Cerita ini merupakan season kedua dari ceritaku sebelumnya yang berjudul First. Disarankan membaca First terlebih dulu biar ga gagal paham sama nama-nama di dalamnya. Terimakasih ;)
****
"Kya … tampan sekali …."
Suara jeritan seolah saling bersahutan saat dua orang pemuda berjalan di depan mereka. Pemuda tampan dengan sorot mata dingin, namun tetap membuat setiap gadis menjerit.
"Ken … Ken … Zio …."
Pemuda yang dipanggil itu sama sekali tak menoleh dan tetap melangkah angkuh dengan kedua tangan masuk saku celana.

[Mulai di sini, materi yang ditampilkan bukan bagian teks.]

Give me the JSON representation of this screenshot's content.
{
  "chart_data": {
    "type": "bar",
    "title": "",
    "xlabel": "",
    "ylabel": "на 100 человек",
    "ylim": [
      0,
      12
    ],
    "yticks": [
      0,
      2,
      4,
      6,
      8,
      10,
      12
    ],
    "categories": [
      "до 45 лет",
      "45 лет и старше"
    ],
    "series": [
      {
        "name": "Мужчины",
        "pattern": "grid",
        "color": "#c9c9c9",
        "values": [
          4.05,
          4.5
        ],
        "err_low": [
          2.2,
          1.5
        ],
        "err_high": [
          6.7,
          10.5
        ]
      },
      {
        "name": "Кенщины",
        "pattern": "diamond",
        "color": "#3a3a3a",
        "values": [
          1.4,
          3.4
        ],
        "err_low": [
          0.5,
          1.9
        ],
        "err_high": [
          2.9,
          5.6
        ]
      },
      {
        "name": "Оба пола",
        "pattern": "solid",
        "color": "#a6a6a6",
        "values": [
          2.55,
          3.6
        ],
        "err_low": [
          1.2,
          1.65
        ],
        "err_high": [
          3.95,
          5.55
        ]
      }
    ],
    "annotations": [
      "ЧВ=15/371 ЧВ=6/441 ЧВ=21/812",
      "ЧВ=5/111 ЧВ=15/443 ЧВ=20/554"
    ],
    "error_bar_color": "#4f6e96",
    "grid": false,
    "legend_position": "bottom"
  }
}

Sementara pemuda di belakangnya terlihat menebar pesonanya pada semua gadis yang berdiri berjajar di kanan kiri mereka. "Hei, Ken, mereka memanggilmu, tuh!" ujar pemuda itu yang kini merangkul saudara sepupunya yang berbeda beberapa bulan darinya. Tinggi mereka sama dengan wajah mereka juga serupa, sama-sama tampan tapi bukan kembar. Meski begitu, akan sulit membedakan jika baru pertama kali bertemu dengan keduanya.
"Cih." Ken mendecih dengan tetap melangkah dimana tatapanya lurus ke depan.

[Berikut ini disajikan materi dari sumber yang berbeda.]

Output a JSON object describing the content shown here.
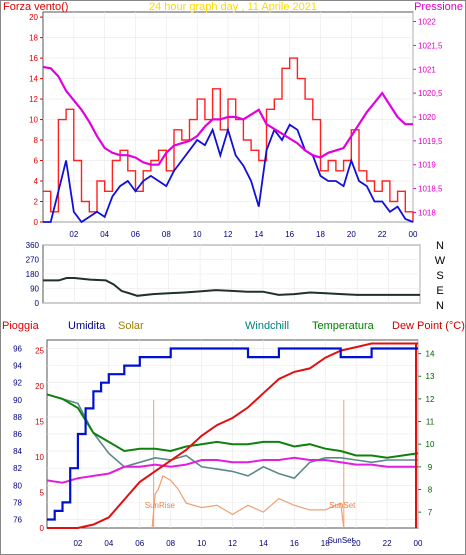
{
  "chart_data": [
    {
      "type": "line",
      "title": "24 hour graph day , 11 Aprile 2021",
      "ylabel_left": "Forza vento()",
      "ylabel_right": "Pressione",
      "x_ticks": [
        "02",
        "04",
        "06",
        "08",
        "10",
        "12",
        "14",
        "16",
        "18",
        "20",
        "22",
        "00"
      ],
      "x_range": [
        0,
        24
      ],
      "ylim_left": [
        0,
        20.5
      ],
      "y_ticks_left": [
        "0",
        "2",
        "4",
        "6",
        "8",
        "10",
        "12",
        "14",
        "16",
        "18",
        "20"
      ],
      "ylim_right": [
        1017.8,
        1022.2
      ],
      "y_ticks_right": [
        "1018",
        "1018,5",
        "1019",
        "1019,5",
        "1020",
        "1020,5",
        "1021",
        "1021,5",
        "1022"
      ],
      "colors": {
        "gust": "#ff2020",
        "wind": "#1010d8",
        "pressure": "#e000e0",
        "title": "#ffd800",
        "left_axis": "#e00000",
        "right_axis": "#e000c8"
      },
      "series": [
        {
          "name": "",
          "axis": "left",
          "x": [
            0,
            0.5,
            1,
            1.5,
            2,
            2.5,
            3,
            3.5,
            4,
            4.5,
            5,
            5.5,
            6,
            6.5,
            7,
            7.5,
            8,
            8.5,
            9,
            9.5,
            10,
            10.5,
            11,
            11.5,
            12,
            12.5,
            13,
            13.5,
            14,
            14.5,
            15,
            15.5,
            16,
            16.5,
            17,
            17.5,
            18,
            18.5,
            19,
            19.5,
            20,
            20.5,
            21,
            21.5,
            22,
            22.5,
            23,
            23.5,
            24
          ],
          "y": [
            3,
            1,
            10,
            11,
            6,
            2,
            1,
            4,
            3,
            6,
            7,
            5,
            3,
            5,
            6,
            7,
            5,
            9,
            8,
            10,
            12,
            10,
            13,
            9,
            12,
            10,
            8,
            7,
            6,
            11,
            12,
            15,
            16,
            14,
            12,
            10,
            5,
            6,
            5,
            6,
            9,
            5,
            4,
            3,
            4,
            2,
            3,
            1,
            0
          ]
        },
        {
          "name": "",
          "axis": "left",
          "x": [
            0,
            0.5,
            1,
            1.5,
            2,
            2.5,
            3,
            3.5,
            4,
            4.5,
            5,
            5.5,
            6,
            6.5,
            7,
            7.5,
            8,
            8.5,
            9,
            9.5,
            10,
            10.5,
            11,
            11.5,
            12,
            12.5,
            13,
            13.5,
            14,
            14.5,
            15,
            15.5,
            16,
            16.5,
            17,
            17.5,
            18,
            18.5,
            19,
            19.5,
            20,
            20.5,
            21,
            21.5,
            22,
            22.5,
            23,
            23.5,
            24
          ],
          "y": [
            0,
            0,
            3,
            6,
            1,
            0,
            0.5,
            1,
            0.5,
            2.5,
            3.5,
            4,
            3,
            4,
            4.5,
            4,
            3.5,
            5,
            6,
            7,
            8,
            7.5,
            9,
            6.5,
            9,
            6.5,
            5.5,
            4,
            1.5,
            7,
            9,
            8,
            9.5,
            9,
            7,
            6.5,
            4.5,
            4,
            4,
            3.5,
            6,
            4,
            3.5,
            2,
            2,
            1,
            1.5,
            0.3,
            0
          ]
        },
        {
          "name": "",
          "axis": "right",
          "x": [
            0,
            0.5,
            1,
            1.5,
            2,
            2.5,
            3,
            3.5,
            4,
            4.5,
            5,
            5.5,
            6,
            6.5,
            7,
            7.5,
            8,
            8.5,
            9,
            9.5,
            10,
            10.5,
            11,
            11.5,
            12,
            12.5,
            13,
            13.5,
            14,
            14.5,
            15,
            15.5,
            16,
            16.5,
            17,
            17.5,
            18,
            18.5,
            19,
            19.5,
            20,
            20.5,
            21,
            21.5,
            22,
            22.5,
            23,
            23.5,
            24
          ],
          "y": [
            1021.05,
            1021.02,
            1020.85,
            1020.55,
            1020.35,
            1020.15,
            1019.9,
            1019.6,
            1019.35,
            1019.25,
            1019.2,
            1019.2,
            1019.15,
            1019.05,
            1019.0,
            1019.0,
            1019.25,
            1019.4,
            1019.45,
            1019.5,
            1019.6,
            1019.8,
            1019.95,
            1019.95,
            1020.0,
            1020.0,
            1019.95,
            1020.05,
            1020.15,
            1019.85,
            1019.75,
            1019.65,
            1019.55,
            1019.45,
            1019.3,
            1019.2,
            1019.15,
            1019.25,
            1019.3,
            1019.35,
            1019.6,
            1019.85,
            1020.1,
            1020.3,
            1020.5,
            1020.25,
            1020.0,
            1019.85,
            1019.85
          ]
        }
      ]
    },
    {
      "type": "line",
      "title": "",
      "y_ticks": [
        "360",
        "270",
        "180",
        "90",
        "0"
      ],
      "ylim": [
        0,
        360
      ],
      "compass_labels": [
        "N",
        "W",
        "S",
        "E",
        "N"
      ],
      "x_ticks": [
        "02",
        "04",
        "06",
        "08",
        "10",
        "12",
        "14",
        "16",
        "18",
        "20",
        "22",
        "00"
      ],
      "x_range": [
        0,
        24
      ],
      "series": [
        {
          "name": "",
          "x": [
            0,
            1,
            1.5,
            2,
            3,
            4,
            4.5,
            5,
            6,
            7,
            8,
            9,
            10,
            11,
            12,
            13,
            14,
            15,
            16,
            17,
            18,
            19,
            20,
            21,
            22,
            23,
            24
          ],
          "y": [
            140,
            140,
            155,
            155,
            145,
            140,
            115,
            75,
            45,
            55,
            60,
            65,
            72,
            80,
            75,
            70,
            70,
            50,
            55,
            65,
            60,
            55,
            50,
            50,
            50,
            50,
            50
          ]
        }
      ]
    },
    {
      "type": "line",
      "title": "",
      "legend": [
        "Pioggia",
        "Umidita",
        "Solar",
        "Windchill",
        "Temperatura",
        "Dew Point (°C)"
      ],
      "legend_colors": [
        "#e00000",
        "#000080",
        "#a08000",
        "#008080",
        "#008000",
        "#d00000"
      ],
      "x_ticks": [
        "02",
        "04",
        "06",
        "08",
        "10",
        "12",
        "14",
        "16",
        "18",
        "20",
        "22",
        "00"
      ],
      "x_range": [
        0,
        24
      ],
      "y_ticks_left_rain": [
        "0",
        "5",
        "10",
        "15",
        "20",
        "25"
      ],
      "ylim_left_rain": [
        0,
        26.5
      ],
      "y_ticks_humidity": [
        "76",
        "78",
        "80",
        "82",
        "84",
        "86",
        "88",
        "90",
        "92",
        "94",
        "96"
      ],
      "ylim_humidity": [
        75,
        97
      ],
      "y_ticks_right_temp": [
        "7",
        "8",
        "9",
        "10",
        "11",
        "12",
        "13",
        "14"
      ],
      "ylim_right_temp": [
        6.3,
        14.6
      ],
      "annotations": [
        "SunRise",
        "SunSet",
        "SunSet"
      ],
      "series": [
        {
          "name": "Pioggia",
          "axis": "rain",
          "x": [
            0,
            2,
            3,
            4,
            5,
            6,
            7,
            8,
            9,
            10,
            11,
            12,
            13,
            14,
            15,
            16,
            17,
            18,
            19,
            20,
            21,
            22,
            23,
            24
          ],
          "y": [
            0,
            0,
            0.5,
            1.5,
            4,
            6.5,
            8,
            9.5,
            11,
            13,
            14.5,
            15.5,
            17,
            19,
            21,
            22,
            22.5,
            24,
            25,
            25.5,
            26,
            26,
            26,
            26
          ]
        },
        {
          "name": "Umidita",
          "axis": "humidity",
          "x": [
            0,
            0.5,
            1,
            1.5,
            2,
            2.5,
            3,
            3.5,
            4,
            5,
            6,
            7,
            8,
            9,
            10,
            11,
            12,
            13,
            14,
            15,
            16,
            17,
            18,
            19,
            20,
            21,
            22,
            23,
            24
          ],
          "y": [
            76,
            77,
            78,
            82,
            86,
            89,
            91,
            92,
            93,
            94,
            95,
            95,
            96,
            96,
            96,
            96,
            96,
            95,
            95,
            96,
            96,
            96,
            96,
            95,
            95,
            96,
            96,
            96,
            96
          ]
        },
        {
          "name": "Solar",
          "axis": "temp",
          "x": [
            6.8,
            7,
            7.2,
            7.5,
            8,
            8.5,
            9,
            10,
            11,
            12,
            13,
            14,
            15,
            16,
            17,
            18,
            19,
            19.2
          ],
          "y": [
            6.3,
            7.8,
            8.0,
            8.6,
            8.4,
            8.0,
            7.4,
            7.2,
            7.3,
            6.9,
            7.3,
            7.0,
            7.6,
            7.3,
            7.1,
            7.1,
            7.4,
            6.3
          ]
        },
        {
          "name": "Windchill",
          "axis": "temp",
          "x": [
            0,
            1,
            2,
            3,
            4,
            5,
            6,
            7,
            8,
            9,
            10,
            11,
            12,
            13,
            14,
            15,
            16,
            17,
            18,
            19,
            20,
            21,
            22,
            23,
            24
          ],
          "y": [
            12.2,
            12.0,
            11.8,
            10.5,
            9.6,
            9.0,
            9.2,
            9.4,
            9.3,
            9.5,
            9.0,
            8.9,
            8.8,
            8.6,
            9.0,
            8.7,
            8.5,
            9.2,
            9.4,
            9.4,
            9.3,
            9.2,
            9.3,
            9.3,
            9.3
          ]
        },
        {
          "name": "Temperatura",
          "axis": "temp",
          "x": [
            0,
            1,
            2,
            3,
            4,
            5,
            6,
            7,
            8,
            9,
            10,
            11,
            12,
            13,
            14,
            15,
            16,
            17,
            18,
            19,
            20,
            21,
            22,
            23,
            24
          ],
          "y": [
            12.2,
            12.0,
            11.6,
            10.5,
            10.1,
            9.7,
            9.8,
            9.8,
            9.7,
            9.9,
            10.0,
            10.1,
            10.0,
            10.0,
            10.1,
            10.1,
            9.9,
            10.0,
            9.8,
            9.7,
            9.5,
            9.5,
            9.4,
            9.5,
            9.6
          ]
        },
        {
          "name": "Dew Point (°C)",
          "axis": "temp",
          "x": [
            0,
            1,
            2,
            3,
            4,
            5,
            6,
            7,
            8,
            9,
            10,
            11,
            12,
            13,
            14,
            15,
            16,
            17,
            18,
            19,
            20,
            21,
            22,
            23,
            24
          ],
          "y": [
            8.4,
            8.3,
            8.5,
            8.6,
            8.7,
            9.0,
            9.0,
            9.1,
            9.0,
            9.1,
            9.3,
            9.3,
            9.2,
            9.2,
            9.3,
            9.3,
            9.4,
            9.3,
            9.3,
            9.2,
            9.1,
            9.1,
            9.0,
            9.0,
            9.0
          ]
        }
      ]
    }
  ]
}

"Hahaha, kau ini." Zio, saudara sepupu Ken, kian menarik Ken dan memukul kecil bahunya. Meski Ken begitu dingin namun tidak untuknya karena mereka tumbuh bersama sejak kecil. Sekarang mereka telah memasuki universitas dan telah berada di semester akhir jurusan business salah satu universitas terbaik Jakarta.
"Kak Ken!" Suara melengking kembali terdengar bersamaan dengan derap langkah cepat seorang gadis yang berlari ke arah Ken.
Brugh!
Gadis itu menerjang Ken dari belakang dan membuat Ken jatuh karena tak sempat menghindar. Semua mata melebar juga teriakan terkejut mahasiswa lain terdengar memenuhi lorong. Sepertinya gadis itu adalah anak baru yang tidak mengetahui apapun tentang Ken.

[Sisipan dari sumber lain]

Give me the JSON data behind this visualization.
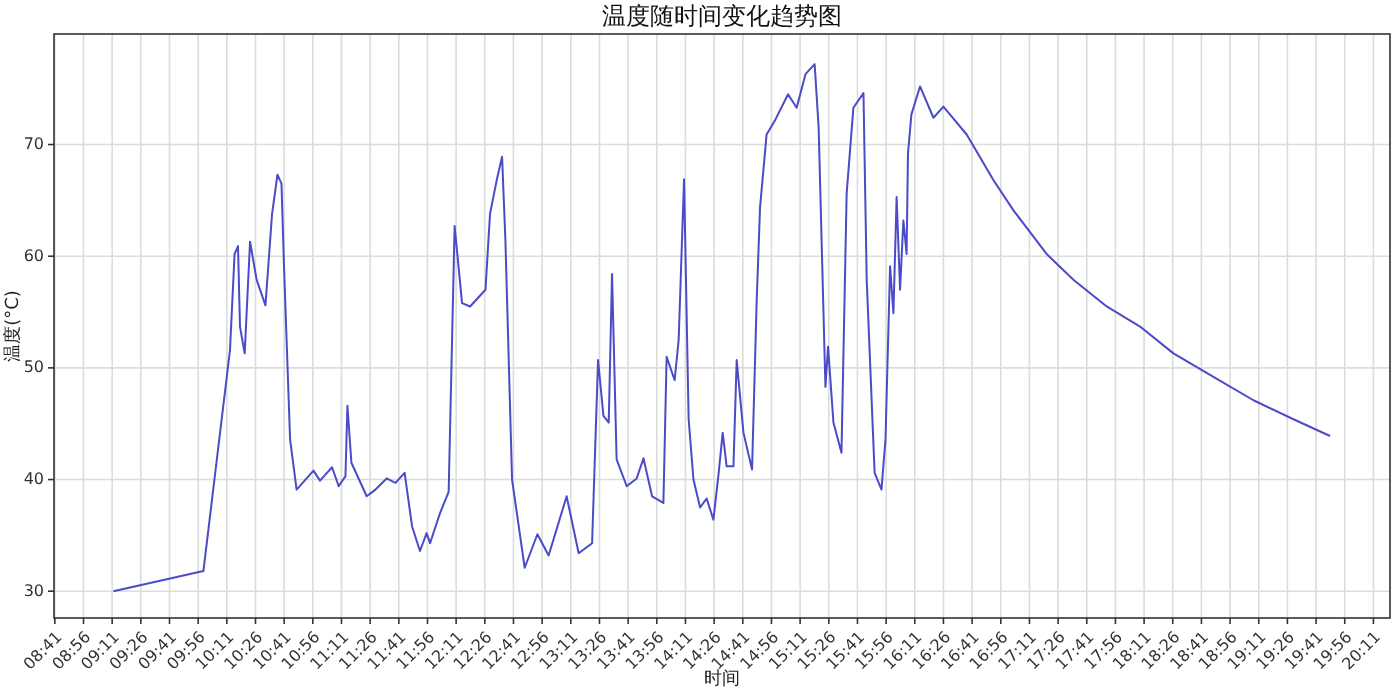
{
  "chart_data": {
    "type": "line",
    "title": "温度随时间变化趋势图",
    "xlabel": "时间",
    "ylabel": "温度(°C)",
    "xlim": [
      8.676,
      20.328
    ],
    "ylim": [
      27.6,
      79.9
    ],
    "yticks": [
      30,
      40,
      50,
      60,
      70
    ],
    "xticks": [
      {
        "value": 8.6833,
        "label": "08:41"
      },
      {
        "value": 8.9333,
        "label": "08:56"
      },
      {
        "value": 9.1833,
        "label": "09:11"
      },
      {
        "value": 9.4333,
        "label": "09:26"
      },
      {
        "value": 9.6833,
        "label": "09:41"
      },
      {
        "value": 9.9333,
        "label": "09:56"
      },
      {
        "value": 10.1833,
        "label": "10:11"
      },
      {
        "value": 10.4333,
        "label": "10:26"
      },
      {
        "value": 10.6833,
        "label": "10:41"
      },
      {
        "value": 10.9333,
        "label": "10:56"
      },
      {
        "value": 11.1833,
        "label": "11:11"
      },
      {
        "value": 11.4333,
        "label": "11:26"
      },
      {
        "value": 11.6833,
        "label": "11:41"
      },
      {
        "value": 11.9333,
        "label": "11:56"
      },
      {
        "value": 12.1833,
        "label": "12:11"
      },
      {
        "value": 12.4333,
        "label": "12:26"
      },
      {
        "value": 12.6833,
        "label": "12:41"
      },
      {
        "value": 12.9333,
        "label": "12:56"
      },
      {
        "value": 13.1833,
        "label": "13:11"
      },
      {
        "value": 13.4333,
        "label": "13:26"
      },
      {
        "value": 13.6833,
        "label": "13:41"
      },
      {
        "value": 13.9333,
        "label": "13:56"
      },
      {
        "value": 14.1833,
        "label": "14:11"
      },
      {
        "value": 14.4333,
        "label": "14:26"
      },
      {
        "value": 14.6833,
        "label": "14:41"
      },
      {
        "value": 14.9333,
        "label": "14:56"
      },
      {
        "value": 15.1833,
        "label": "15:11"
      },
      {
        "value": 15.4333,
        "label": "15:26"
      },
      {
        "value": 15.6833,
        "label": "15:41"
      },
      {
        "value": 15.9333,
        "label": "15:56"
      },
      {
        "value": 16.1833,
        "label": "16:11"
      },
      {
        "value": 16.4333,
        "label": "16:26"
      },
      {
        "value": 16.6833,
        "label": "16:41"
      },
      {
        "value": 16.9333,
        "label": "16:56"
      },
      {
        "value": 17.1833,
        "label": "17:11"
      },
      {
        "value": 17.4333,
        "label": "17:26"
      },
      {
        "value": 17.6833,
        "label": "17:41"
      },
      {
        "value": 17.9333,
        "label": "17:56"
      },
      {
        "value": 18.1833,
        "label": "18:11"
      },
      {
        "value": 18.4333,
        "label": "18:26"
      },
      {
        "value": 18.6833,
        "label": "18:41"
      },
      {
        "value": 18.9333,
        "label": "18:56"
      },
      {
        "value": 19.1833,
        "label": "19:11"
      },
      {
        "value": 19.4333,
        "label": "19:26"
      },
      {
        "value": 19.6833,
        "label": "19:41"
      },
      {
        "value": 19.9333,
        "label": "19:56"
      },
      {
        "value": 20.1833,
        "label": "20:11"
      }
    ],
    "grid": true,
    "series": [
      {
        "color": "#4b4bc8",
        "x": [
          9.194,
          9.979,
          10.211,
          10.251,
          10.281,
          10.298,
          10.339,
          10.386,
          10.443,
          10.52,
          10.578,
          10.625,
          10.66,
          10.682,
          10.735,
          10.792,
          10.939,
          10.996,
          11.101,
          11.159,
          11.218,
          11.235,
          11.27,
          11.403,
          11.48,
          11.577,
          11.654,
          11.734,
          11.799,
          11.868,
          11.926,
          11.956,
          12.043,
          12.118,
          12.17,
          12.235,
          12.305,
          12.439,
          12.479,
          12.537,
          12.584,
          12.613,
          12.671,
          12.781,
          12.892,
          12.99,
          13.147,
          13.252,
          13.369,
          13.421,
          13.468,
          13.514,
          13.543,
          13.583,
          13.671,
          13.758,
          13.817,
          13.892,
          13.991,
          14.019,
          14.089,
          14.124,
          14.171,
          14.211,
          14.253,
          14.311,
          14.368,
          14.427,
          14.473,
          14.508,
          14.542,
          14.602,
          14.63,
          14.689,
          14.764,
          14.804,
          14.834,
          14.891,
          14.961,
          15.078,
          15.153,
          15.23,
          15.31,
          15.345,
          15.404,
          15.427,
          15.474,
          15.544,
          15.589,
          15.648,
          15.736,
          15.764,
          15.833,
          15.893,
          15.928,
          15.968,
          15.997,
          16.025,
          16.055,
          16.084,
          16.112,
          16.124,
          16.154,
          16.229,
          16.346,
          16.433,
          16.473,
          16.636,
          16.87,
          17.044,
          17.333,
          17.567,
          17.857,
          18.148,
          18.439,
          18.788,
          19.137,
          19.486,
          19.805
        ],
        "values": [
          30.0,
          31.8,
          51.6,
          60.2,
          60.9,
          53.7,
          51.3,
          61.3,
          57.9,
          55.6,
          63.8,
          67.3,
          66.5,
          59.1,
          43.6,
          39.1,
          40.8,
          39.9,
          41.1,
          39.4,
          40.3,
          46.6,
          41.5,
          38.5,
          39.1,
          40.1,
          39.7,
          40.6,
          35.8,
          33.6,
          35.2,
          34.3,
          37.0,
          38.9,
          62.7,
          55.8,
          55.5,
          57.0,
          63.8,
          66.8,
          68.9,
          61.4,
          40.0,
          32.1,
          35.1,
          33.2,
          38.5,
          33.4,
          34.3,
          50.7,
          45.7,
          45.1,
          58.4,
          41.8,
          39.4,
          40.1,
          41.9,
          38.5,
          37.9,
          51.0,
          48.9,
          52.5,
          66.9,
          45.4,
          40.0,
          37.5,
          38.3,
          36.4,
          40.6,
          44.2,
          41.2,
          41.2,
          50.7,
          44.2,
          40.9,
          55.8,
          64.4,
          70.9,
          72.1,
          74.5,
          73.3,
          76.3,
          77.2,
          71.5,
          48.3,
          51.9,
          45.1,
          42.4,
          65.6,
          73.3,
          74.6,
          57.9,
          40.6,
          39.1,
          43.6,
          59.1,
          54.9,
          65.3,
          57.0,
          63.2,
          60.2,
          69.2,
          72.7,
          75.2,
          72.4,
          73.4,
          72.9,
          70.9,
          66.8,
          64.1,
          60.2,
          57.9,
          55.5,
          53.7,
          51.3,
          49.2,
          47.1,
          45.4,
          43.9
        ]
      }
    ]
  }
}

Ken memegangi belakang kepalanya yang terasa berdenyut karena membentur lantai. Sementara gadis bak boneka Barbie itu duduk di atas perut Ken dan menatapnya penuh damba dengan wajah merona.
Mata Ken melebar dan ia segera mendorong gadis itu dengan kasar kemudian kembali berdiri. Bahkan nyaris saja tangannya melayangkan pukulan pada si gadis. Namun sebelum itu terjadi, Zio segera mencegah dengan menahan tangannya yang sudah berada di udara.
"Tenang, Ken! Dia hanya anak baru," ujar Zio memperingati. Seluruh kampus tahu bahwa Ken adalah pangeran es yang dingin. Tidak ada, dan tidak boleh ada gadis yang berani mendekatinya. Tidak ada yang tahu kenapa, namun semua orang hanya berjaga-jaga agar tak terjadi kejadian serupa seperti yang gadis sebelumnya lakukan.
Dulu Ken pernah nyaris masuk penjara hanya karena mematahkan tangan gadis yang berusaha menggodanya. Sejak saat itu, semua gadis hanya bisa melihatnya dari jauh. Tak ada yang berani menyatakan perasaannya kecuali lewat surat yang dititipkan lewat Zio, saudara sekaligus sahabat Ken di kampus. Namun sebanyak apapun surat yang ia dapat atau dari siapapun itu, tak ada satupun yang Ken terima.
Nafas Ken naik turun tak terkendali dengan keringat dingin meluncur melewati pelipis. Ditatapnya gadis yang saat ini masih terduduk di lantai ketakutan dengan sorot matanya yang menusuk.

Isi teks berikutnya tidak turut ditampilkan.